Gagliardi’s research interests include the development of new quantum chemical methods and the computational design of energy-relevant materials, with a special focus on spectroscopy, catalysis, and photochemistry.
“We are delighted to welcome Laura as a joint appointment in Pritzker Molecular Engineering,” said Matthew Tirrell, dean of PME. “She is known internationally for her work studying complex chemical systems and problems related to renewable energies, and this expertise will help us increase our ability to make an impact in the area of materials systems for environmental sustainability. I look forward to working with her and expanding our research in this area.”
Part of Gagliardi’s approach to complex scientific problems is to create new accurate methodologies using multiple approaches. Her research group includes members who develop theories and codes, and others who focus more on application.
“The chemistry and materials science challenges that we try to address computationally cannot be solved with off-the-shelf methodologies, so we have to invent our own theories and computational approaches,” said Gagliardi. “There is an interplay between these challenges and developing the tools to address them.
“For example, we are interested in studying catalysis for C-H bond activation and designing novel supported catalysts for this purpose. These are challenging systems that usually contain many transition metals, with complex electronic structures that change over the course of the reactions of interest. Accurate theories have yet to be developed for such situations and we have to do it ourselves if we want to explore relevant systems.”
Beyond research, Gagliardi enjoys her role as an educator.
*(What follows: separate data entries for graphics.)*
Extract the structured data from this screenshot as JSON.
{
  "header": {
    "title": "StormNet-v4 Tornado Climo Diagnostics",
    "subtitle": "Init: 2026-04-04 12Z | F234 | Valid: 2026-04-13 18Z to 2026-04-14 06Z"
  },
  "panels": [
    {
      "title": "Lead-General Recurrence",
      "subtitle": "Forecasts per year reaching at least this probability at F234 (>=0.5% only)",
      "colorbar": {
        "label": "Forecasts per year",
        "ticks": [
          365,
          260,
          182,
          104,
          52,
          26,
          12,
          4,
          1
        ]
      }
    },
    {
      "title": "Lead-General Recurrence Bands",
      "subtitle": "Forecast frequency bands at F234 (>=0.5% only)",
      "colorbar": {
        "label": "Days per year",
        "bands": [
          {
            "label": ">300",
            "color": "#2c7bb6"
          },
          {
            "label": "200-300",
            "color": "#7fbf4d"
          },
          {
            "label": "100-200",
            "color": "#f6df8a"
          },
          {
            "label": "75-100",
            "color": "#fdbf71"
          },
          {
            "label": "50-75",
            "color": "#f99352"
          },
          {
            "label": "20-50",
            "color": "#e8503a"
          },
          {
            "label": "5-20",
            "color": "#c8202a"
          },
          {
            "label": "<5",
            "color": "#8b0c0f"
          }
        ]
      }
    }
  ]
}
“Performing research is very rewarding, but I enjoy working with my students and postdocs even more,” said Gagliardi. “I get to see them maturing and becoming more knowledgeable than me in their research area. This is of great satisfaction for an educator.”
Originally from Italy, where she received her PhD, Gagliardi held a postdoctoral position in the United Kingdom and worked in Sweden, Italy, and Switzerland before coming to the United States in 2009.
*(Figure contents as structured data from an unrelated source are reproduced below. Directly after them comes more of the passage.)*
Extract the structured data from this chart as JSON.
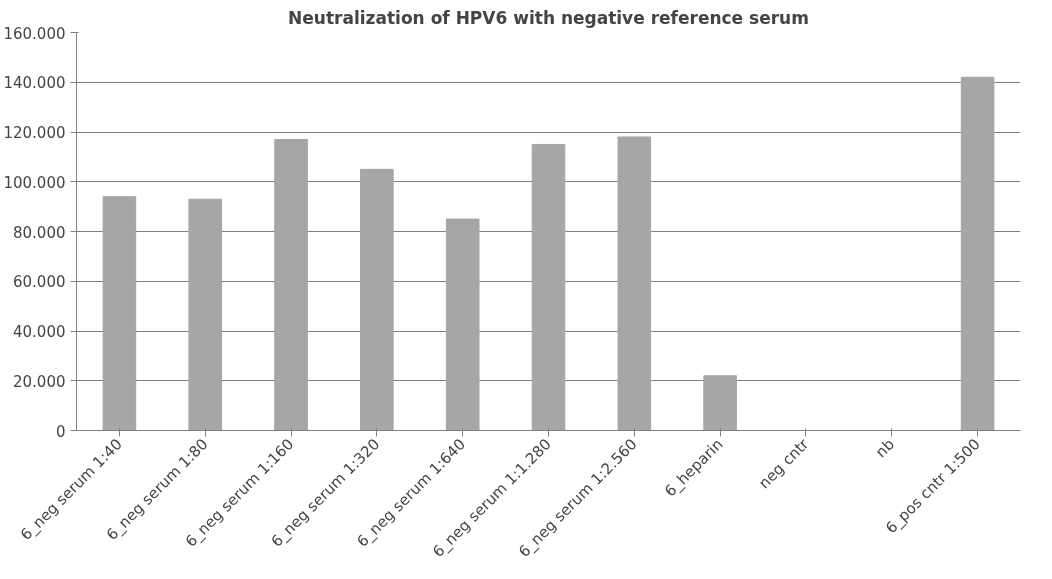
{
  "chart_data": {
    "type": "bar",
    "title": "Neutralization of HPV6 with negative reference serum",
    "categories": [
      "6_neg serum 1:40",
      "6_neg serum 1:80",
      "6_neg serum 1:160",
      "6_neg serum 1:320",
      "6_neg serum 1:640",
      "6_neg serum 1:1.280",
      "6_neg serum 1:2.560",
      "6_heparin",
      "neg cntr",
      "nb",
      "6_pos cntr 1:500"
    ],
    "values": [
      94000,
      93000,
      117000,
      105000,
      85000,
      115000,
      118000,
      22000,
      0,
      0,
      142000
    ],
    "color": "#a6a6a6",
    "ylim": [
      0,
      160000
    ],
    "yticks": [
      {
        "value": 0,
        "label": "0"
      },
      {
        "value": 20000,
        "label": "20.000"
      },
      {
        "value": 40000,
        "label": "40.000"
      },
      {
        "value": 60000,
        "label": "60.000"
      },
      {
        "value": 80000,
        "label": "80.000"
      },
      {
        "value": 100000,
        "label": "100.000"
      },
      {
        "value": 120000,
        "label": "120.000"
      },
      {
        "value": 140000,
        "label": "140.000"
      },
      {
        "value": 160000,
        "label": "160.000"
      }
    ],
    "grid": "y"
  }
}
“Having worked in different countries and with people from different cultures, I value a diverse team,” said Gagliardi. “I’m grateful my team comes from so many different backgrounds and I think our experience can bring a lot to the table.”
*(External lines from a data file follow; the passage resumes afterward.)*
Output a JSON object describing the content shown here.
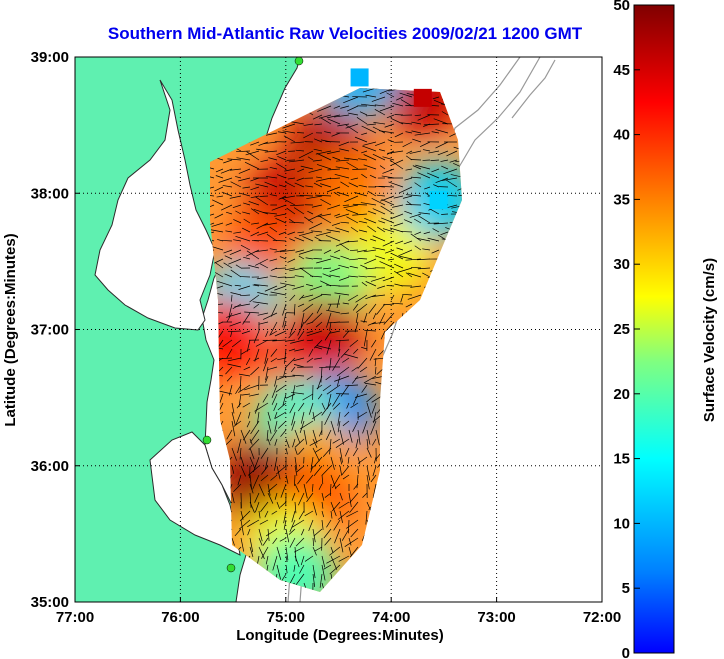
{
  "chart_data": {
    "type": "heatmap",
    "title": "Southern Mid-Atlantic Raw Velocities 2009/02/21 1200 GMT",
    "xlabel": "Longitude (Degrees:Minutes)",
    "ylabel": "Latitude (Degrees:Minutes)",
    "colorbar_label": "Surface Velocity (cm/s)",
    "xlim": [
      -77,
      -72
    ],
    "ylim": [
      35,
      39
    ],
    "x_ticks": [
      {
        "value": -77,
        "label": "77:00"
      },
      {
        "value": -76,
        "label": "76:00"
      },
      {
        "value": -75,
        "label": "75:00"
      },
      {
        "value": -74,
        "label": "74:00"
      },
      {
        "value": -73,
        "label": "73:00"
      },
      {
        "value": -72,
        "label": "72:00"
      }
    ],
    "y_ticks": [
      {
        "value": 35,
        "label": "35:00"
      },
      {
        "value": 36,
        "label": "36:00"
      },
      {
        "value": 37,
        "label": "37:00"
      },
      {
        "value": 38,
        "label": "38:00"
      },
      {
        "value": 39,
        "label": "39:00"
      }
    ],
    "colorbar": {
      "range": [
        0,
        50
      ],
      "ticks": [
        {
          "value": 0,
          "label": "0"
        },
        {
          "value": 5,
          "label": "5"
        },
        {
          "value": 10,
          "label": "10"
        },
        {
          "value": 15,
          "label": "15"
        },
        {
          "value": 20,
          "label": "20"
        },
        {
          "value": 25,
          "label": "25"
        },
        {
          "value": 30,
          "label": "30"
        },
        {
          "value": 35,
          "label": "35"
        },
        {
          "value": 40,
          "label": "40"
        },
        {
          "value": 45,
          "label": "45"
        },
        {
          "value": 50,
          "label": "50"
        }
      ]
    },
    "grid": "dotted",
    "colors": {
      "land": "#5ff0b0",
      "title": "#0000ee",
      "arrows": "#000000"
    },
    "velocity_zones": [
      {
        "lon": -75.0,
        "lat": 37.95,
        "speed": 46
      },
      {
        "lon": -74.6,
        "lat": 38.35,
        "speed": 47
      },
      {
        "lon": -74.4,
        "lat": 38.05,
        "speed": 36
      },
      {
        "lon": -74.2,
        "lat": 37.75,
        "speed": 34
      },
      {
        "lon": -74.0,
        "lat": 37.55,
        "speed": 27
      },
      {
        "lon": -75.2,
        "lat": 37.6,
        "speed": 38
      },
      {
        "lon": -74.6,
        "lat": 37.35,
        "speed": 22
      },
      {
        "lon": -75.45,
        "lat": 37.2,
        "speed": 13
      },
      {
        "lon": -75.55,
        "lat": 36.95,
        "speed": 42
      },
      {
        "lon": -74.65,
        "lat": 36.95,
        "speed": 46
      },
      {
        "lon": -74.85,
        "lat": 36.6,
        "speed": 43
      },
      {
        "lon": -74.5,
        "lat": 36.4,
        "speed": 7
      },
      {
        "lon": -74.9,
        "lat": 36.35,
        "speed": 18
      },
      {
        "lon": -74.7,
        "lat": 36.05,
        "speed": 33
      },
      {
        "lon": -75.25,
        "lat": 35.9,
        "speed": 49
      },
      {
        "lon": -74.75,
        "lat": 35.75,
        "speed": 38
      },
      {
        "lon": -75.0,
        "lat": 35.45,
        "speed": 27
      },
      {
        "lon": -74.9,
        "lat": 35.2,
        "speed": 19
      },
      {
        "lon": -73.7,
        "lat": 38.7,
        "speed": 46
      },
      {
        "lon": -74.3,
        "lat": 38.85,
        "speed": 10
      },
      {
        "lon": -73.55,
        "lat": 37.95,
        "speed": 12
      }
    ]
  }
}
Gagliardi also advocates for women in science, technology, engineering, and mathematics (STEM). She has spoken in several national and international venues about opportunities for women and the unique challenges they face in STEM fields, and she advises female students both in her own group and others on how to succeed as practicing professionals. She credits her mother, now retired from many years teaching math, as her inspiration.
Gagliardi has received numerous awards, including the 2020 Peter Debye Award in Physical Chemistry from the American Chemical Society, the 2019 Award in Theoretical Chemistry from the Physical Chemistry Division of the American Chemical Society, and the Humboldt Foundation Research Award and Bourke Award from the Royal Society of Chemistry.
She was elected a member of Academia Europaea, the International Academy of Quantum Molecular Science, and the World Association of Theoretical and Computational Chemists, and a fellow of the American Physical Society and the Royal Society of Chemistry. She serves as an associate editor of the Journal of Chemical Theory and Computation, the leading theoretical chemistry journal in the world.